SEA SICK.   A solitary woman stands within a chalk drawn circle on a sparsely set stage. The stage contains a chalkboard, chalk, a shell and a table. On the table sits a glass of water and a jug containing clear liquid, piquing the audience’s curiosity as to their purpose. The performer begins her one woman, non-fiction play by introducing herself through personal anecdotes, sharing snippets of her early family life and career, which led her to travel the world researching for her novel.

Quietly, but firmly she states the following words:
‘The ocean has become warm, breathless and sour.’  

These words resound around Bay 20, the Carriageworks, at the 2018 Sydney Festival.  
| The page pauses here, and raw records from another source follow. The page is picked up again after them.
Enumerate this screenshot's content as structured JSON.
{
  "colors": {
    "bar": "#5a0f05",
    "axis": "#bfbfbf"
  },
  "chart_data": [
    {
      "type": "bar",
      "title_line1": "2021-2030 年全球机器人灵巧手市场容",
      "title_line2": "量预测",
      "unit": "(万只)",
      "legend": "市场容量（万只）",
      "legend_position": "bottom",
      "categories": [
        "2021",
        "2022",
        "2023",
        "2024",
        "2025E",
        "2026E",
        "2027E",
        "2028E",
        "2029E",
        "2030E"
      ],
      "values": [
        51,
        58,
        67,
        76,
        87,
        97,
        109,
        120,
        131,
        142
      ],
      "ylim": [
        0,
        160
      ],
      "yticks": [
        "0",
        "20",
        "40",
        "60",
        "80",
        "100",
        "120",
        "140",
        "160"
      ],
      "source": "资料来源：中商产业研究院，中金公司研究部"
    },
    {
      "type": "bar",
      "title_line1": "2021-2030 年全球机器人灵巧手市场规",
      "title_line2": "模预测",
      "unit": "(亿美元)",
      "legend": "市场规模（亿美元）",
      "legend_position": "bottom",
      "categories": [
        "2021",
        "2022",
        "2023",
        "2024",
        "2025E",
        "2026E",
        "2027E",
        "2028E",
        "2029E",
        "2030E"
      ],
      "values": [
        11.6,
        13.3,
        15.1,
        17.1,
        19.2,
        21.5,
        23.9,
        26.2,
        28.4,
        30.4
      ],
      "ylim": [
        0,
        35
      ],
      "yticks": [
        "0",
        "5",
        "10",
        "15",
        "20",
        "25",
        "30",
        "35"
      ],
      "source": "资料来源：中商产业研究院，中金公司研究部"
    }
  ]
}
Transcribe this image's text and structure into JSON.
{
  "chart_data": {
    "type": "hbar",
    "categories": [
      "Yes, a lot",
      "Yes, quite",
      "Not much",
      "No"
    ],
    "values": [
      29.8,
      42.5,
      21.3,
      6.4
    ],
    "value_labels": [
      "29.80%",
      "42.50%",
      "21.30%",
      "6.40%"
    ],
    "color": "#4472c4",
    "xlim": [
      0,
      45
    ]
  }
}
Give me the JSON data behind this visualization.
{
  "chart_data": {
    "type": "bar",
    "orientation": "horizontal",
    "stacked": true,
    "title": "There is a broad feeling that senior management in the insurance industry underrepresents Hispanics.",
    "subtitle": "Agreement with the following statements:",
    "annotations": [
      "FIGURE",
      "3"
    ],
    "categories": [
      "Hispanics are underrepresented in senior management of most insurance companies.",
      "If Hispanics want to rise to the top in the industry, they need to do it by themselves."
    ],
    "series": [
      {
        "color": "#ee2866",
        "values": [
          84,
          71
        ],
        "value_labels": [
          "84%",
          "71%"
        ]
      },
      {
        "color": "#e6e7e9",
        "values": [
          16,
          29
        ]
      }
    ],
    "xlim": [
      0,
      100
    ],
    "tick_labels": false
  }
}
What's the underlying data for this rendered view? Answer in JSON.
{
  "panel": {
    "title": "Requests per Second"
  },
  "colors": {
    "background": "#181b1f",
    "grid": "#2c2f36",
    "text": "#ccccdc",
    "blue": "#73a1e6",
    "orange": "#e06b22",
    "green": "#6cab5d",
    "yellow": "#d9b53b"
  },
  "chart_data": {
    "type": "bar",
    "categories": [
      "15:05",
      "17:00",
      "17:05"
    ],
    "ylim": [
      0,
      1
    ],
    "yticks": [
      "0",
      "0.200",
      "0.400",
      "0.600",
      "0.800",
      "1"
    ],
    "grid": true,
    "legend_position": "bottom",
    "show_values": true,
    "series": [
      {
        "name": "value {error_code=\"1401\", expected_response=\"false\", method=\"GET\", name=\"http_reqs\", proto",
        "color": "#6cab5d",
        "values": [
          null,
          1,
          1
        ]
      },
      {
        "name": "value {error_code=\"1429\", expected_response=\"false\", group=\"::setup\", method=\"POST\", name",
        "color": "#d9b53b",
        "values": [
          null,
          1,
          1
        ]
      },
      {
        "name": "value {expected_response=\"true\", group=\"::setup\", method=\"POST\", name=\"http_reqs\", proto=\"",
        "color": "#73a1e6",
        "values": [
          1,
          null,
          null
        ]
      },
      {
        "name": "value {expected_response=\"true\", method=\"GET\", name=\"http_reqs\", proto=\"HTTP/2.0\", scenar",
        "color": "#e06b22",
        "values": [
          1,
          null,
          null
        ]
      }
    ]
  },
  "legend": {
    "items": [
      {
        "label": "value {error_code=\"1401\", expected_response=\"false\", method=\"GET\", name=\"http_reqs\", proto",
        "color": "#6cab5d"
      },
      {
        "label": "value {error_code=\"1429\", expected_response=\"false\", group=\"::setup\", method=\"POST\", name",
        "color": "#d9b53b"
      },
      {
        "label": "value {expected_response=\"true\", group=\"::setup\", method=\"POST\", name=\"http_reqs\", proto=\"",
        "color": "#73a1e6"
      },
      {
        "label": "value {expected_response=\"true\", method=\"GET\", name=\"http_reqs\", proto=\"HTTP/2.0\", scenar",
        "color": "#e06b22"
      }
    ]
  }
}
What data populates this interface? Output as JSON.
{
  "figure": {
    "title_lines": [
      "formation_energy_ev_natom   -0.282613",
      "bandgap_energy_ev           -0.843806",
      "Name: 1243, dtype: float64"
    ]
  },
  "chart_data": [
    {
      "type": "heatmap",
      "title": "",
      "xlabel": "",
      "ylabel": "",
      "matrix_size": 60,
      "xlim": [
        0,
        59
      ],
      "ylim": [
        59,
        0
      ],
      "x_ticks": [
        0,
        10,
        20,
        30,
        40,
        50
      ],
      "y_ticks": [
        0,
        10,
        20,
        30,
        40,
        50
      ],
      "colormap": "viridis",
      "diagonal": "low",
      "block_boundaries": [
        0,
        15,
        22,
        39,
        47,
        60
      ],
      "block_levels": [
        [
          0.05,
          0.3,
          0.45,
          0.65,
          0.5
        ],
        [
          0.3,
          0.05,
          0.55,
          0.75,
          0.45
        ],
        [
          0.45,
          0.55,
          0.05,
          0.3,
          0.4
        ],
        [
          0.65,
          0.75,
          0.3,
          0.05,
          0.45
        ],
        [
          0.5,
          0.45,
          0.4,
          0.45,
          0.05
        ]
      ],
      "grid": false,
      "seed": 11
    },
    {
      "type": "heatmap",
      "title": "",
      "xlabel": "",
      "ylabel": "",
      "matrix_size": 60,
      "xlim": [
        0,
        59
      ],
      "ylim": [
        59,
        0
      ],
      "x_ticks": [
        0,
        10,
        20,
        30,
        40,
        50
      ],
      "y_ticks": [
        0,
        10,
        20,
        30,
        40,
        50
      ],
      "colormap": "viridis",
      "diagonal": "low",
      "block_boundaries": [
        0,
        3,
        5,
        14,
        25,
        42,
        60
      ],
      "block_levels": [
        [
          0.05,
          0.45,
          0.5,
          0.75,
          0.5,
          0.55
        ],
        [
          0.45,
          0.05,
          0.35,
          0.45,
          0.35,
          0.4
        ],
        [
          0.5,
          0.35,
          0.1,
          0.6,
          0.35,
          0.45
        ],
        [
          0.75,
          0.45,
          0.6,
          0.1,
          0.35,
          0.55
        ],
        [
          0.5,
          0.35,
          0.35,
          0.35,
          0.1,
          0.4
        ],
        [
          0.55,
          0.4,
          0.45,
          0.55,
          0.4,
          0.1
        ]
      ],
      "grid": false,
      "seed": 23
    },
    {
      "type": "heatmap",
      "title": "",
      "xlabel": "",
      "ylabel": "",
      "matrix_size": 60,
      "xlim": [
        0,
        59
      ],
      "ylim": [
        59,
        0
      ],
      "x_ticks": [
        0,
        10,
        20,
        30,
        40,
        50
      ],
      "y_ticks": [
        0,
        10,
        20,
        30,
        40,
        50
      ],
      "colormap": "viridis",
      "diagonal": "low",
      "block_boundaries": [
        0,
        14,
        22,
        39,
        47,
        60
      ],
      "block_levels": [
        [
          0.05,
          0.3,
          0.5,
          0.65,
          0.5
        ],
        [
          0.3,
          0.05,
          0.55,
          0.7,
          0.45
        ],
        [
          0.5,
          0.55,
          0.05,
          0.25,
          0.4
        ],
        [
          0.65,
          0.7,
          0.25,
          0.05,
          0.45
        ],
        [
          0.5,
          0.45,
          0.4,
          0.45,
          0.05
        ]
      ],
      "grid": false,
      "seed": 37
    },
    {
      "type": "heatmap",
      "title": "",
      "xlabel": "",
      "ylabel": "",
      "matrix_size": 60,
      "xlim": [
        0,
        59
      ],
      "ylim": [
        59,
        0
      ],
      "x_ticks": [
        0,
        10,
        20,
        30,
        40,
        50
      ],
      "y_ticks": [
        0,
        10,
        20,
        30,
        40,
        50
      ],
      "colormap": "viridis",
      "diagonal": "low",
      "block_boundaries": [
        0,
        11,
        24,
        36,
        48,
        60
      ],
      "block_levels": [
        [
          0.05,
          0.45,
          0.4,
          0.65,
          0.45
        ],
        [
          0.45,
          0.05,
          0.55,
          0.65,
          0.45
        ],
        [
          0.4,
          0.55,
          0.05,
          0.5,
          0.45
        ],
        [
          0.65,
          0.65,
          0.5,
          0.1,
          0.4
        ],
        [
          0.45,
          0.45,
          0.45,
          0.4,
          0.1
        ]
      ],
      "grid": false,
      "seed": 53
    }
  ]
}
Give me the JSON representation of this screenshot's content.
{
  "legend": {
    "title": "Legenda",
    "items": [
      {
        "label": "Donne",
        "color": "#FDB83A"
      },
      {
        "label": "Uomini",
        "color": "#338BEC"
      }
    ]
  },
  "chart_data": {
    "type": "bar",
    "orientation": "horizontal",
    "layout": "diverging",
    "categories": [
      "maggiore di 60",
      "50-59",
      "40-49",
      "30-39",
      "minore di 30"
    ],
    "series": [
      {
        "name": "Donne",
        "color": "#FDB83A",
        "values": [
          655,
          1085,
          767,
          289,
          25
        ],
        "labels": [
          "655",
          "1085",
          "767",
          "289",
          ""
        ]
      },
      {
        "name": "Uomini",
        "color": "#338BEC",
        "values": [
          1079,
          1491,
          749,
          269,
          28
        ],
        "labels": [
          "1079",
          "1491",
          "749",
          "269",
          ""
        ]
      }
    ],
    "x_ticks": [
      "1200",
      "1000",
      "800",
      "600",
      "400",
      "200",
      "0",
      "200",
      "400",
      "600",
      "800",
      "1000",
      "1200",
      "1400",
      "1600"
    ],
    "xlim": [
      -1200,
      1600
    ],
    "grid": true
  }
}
The performer is Alanna Mitchell, the respected Canadian science journalist and author of the international best-seller, SEA-SICK: The Global Ocean in Crisis, which won her the Grantham Prize in 2010 for excellence in environmental journalism.

Using the chalkboard (and practical demonstrations), Ms Mitchell presents her findings on the increasing acidity in the world’s ocean since the 268 years of the Industrial Revolution. She tackles the often controversial and combative subject of climate change and the health of our oceans being ‘locked into step’ with climate change. By extensive research and scientific data Ms Mitchell illustrates the effect of human activity on the land environment and in particular, the global ocean.

‘If all life on land were to vanish tomorrow, creatures in the ocean would flourish. But if the opposite happened and the ocean’s life perished, then the creatures on land would die too. Life, if it went on, would have to start over.’

For a thought provoking and informative evening SEA SICK is a must-see performance.